In discussing a book on how failure is an essential aspect of progress, the book's author quoted another individual who said that progress was less about "Eureka" moments and much more about outcomes which prompted the remark: Well, that's weird. Both men were suggesting that scientific program and success in general is often driven not by "Eureka" moments when the anticipated results are confirmed but rather when the unexpected results baffle and frustrate.
We could readily apply this to our attempts to understand and interpret the Bible. Unfortunately, we have become so immersed in a traditional church sponsored view of the scriptures that we experience neither "Eurekas" nor weirdness. We simply see what has been endlessly repeated and are blind to anything else.
When we pay much attention at all to the Bible we will see countless examples of passages which do not support the church's literal interpretation scheme nor its overall doctrine. These are passages the church dismisses as subordinate to the ones which allegedly do support their theology. The dismissal generally follows this line of reasoning: whatever the unsupportive passage means it cannot contradict this other passage which is an integral part of church theology. In this manner a great deal of the New Testament is ignored or simply explained away.

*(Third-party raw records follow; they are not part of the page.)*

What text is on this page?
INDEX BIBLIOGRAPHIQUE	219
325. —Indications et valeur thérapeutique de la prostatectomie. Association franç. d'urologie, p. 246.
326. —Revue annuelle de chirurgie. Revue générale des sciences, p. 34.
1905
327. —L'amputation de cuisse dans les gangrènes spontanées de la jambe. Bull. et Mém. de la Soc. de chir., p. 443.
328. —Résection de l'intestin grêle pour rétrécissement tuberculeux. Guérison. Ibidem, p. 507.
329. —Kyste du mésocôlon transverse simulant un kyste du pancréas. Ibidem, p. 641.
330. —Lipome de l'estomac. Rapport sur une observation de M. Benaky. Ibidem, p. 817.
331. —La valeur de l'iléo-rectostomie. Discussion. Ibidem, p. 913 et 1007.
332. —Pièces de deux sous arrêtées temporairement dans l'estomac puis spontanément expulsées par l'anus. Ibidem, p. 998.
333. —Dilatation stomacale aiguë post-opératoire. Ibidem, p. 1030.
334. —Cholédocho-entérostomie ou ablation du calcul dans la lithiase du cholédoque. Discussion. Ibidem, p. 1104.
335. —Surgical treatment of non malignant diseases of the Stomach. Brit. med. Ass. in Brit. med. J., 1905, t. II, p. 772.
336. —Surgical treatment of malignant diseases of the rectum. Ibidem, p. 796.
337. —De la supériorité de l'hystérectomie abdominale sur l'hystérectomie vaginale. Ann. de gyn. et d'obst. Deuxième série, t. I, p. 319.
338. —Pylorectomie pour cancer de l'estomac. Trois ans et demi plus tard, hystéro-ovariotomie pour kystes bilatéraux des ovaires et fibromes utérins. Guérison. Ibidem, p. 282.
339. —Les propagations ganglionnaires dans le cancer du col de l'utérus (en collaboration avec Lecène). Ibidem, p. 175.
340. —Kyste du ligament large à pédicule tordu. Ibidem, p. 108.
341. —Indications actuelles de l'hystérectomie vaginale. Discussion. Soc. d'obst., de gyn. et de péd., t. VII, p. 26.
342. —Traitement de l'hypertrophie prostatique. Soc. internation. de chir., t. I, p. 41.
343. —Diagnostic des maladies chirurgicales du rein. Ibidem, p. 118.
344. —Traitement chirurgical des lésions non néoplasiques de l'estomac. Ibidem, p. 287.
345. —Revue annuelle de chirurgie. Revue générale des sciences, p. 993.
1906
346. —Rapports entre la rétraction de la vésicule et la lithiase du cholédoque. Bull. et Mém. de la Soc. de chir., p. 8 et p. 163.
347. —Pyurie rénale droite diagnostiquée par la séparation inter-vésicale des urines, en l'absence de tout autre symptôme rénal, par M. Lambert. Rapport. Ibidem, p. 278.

Instead of embracing the idea that "weirdness" in the Bible can be reason for serious reflection and growth in understanding, the typical Bible study views the unusual verse or passage as an unfortunate distraction from established truth. Established truth is supposed to be the mechanism by which anyone escapes God's wrath, so by implication any challenge to that truth in its current form carries significant risk Thus, the earnest Bible student is left in the unenviable position of trying to grow in knowledge while facing the real possibility that the effort will doom them instead of enlighten. Where certainty is essential, weirdness is never a good thing.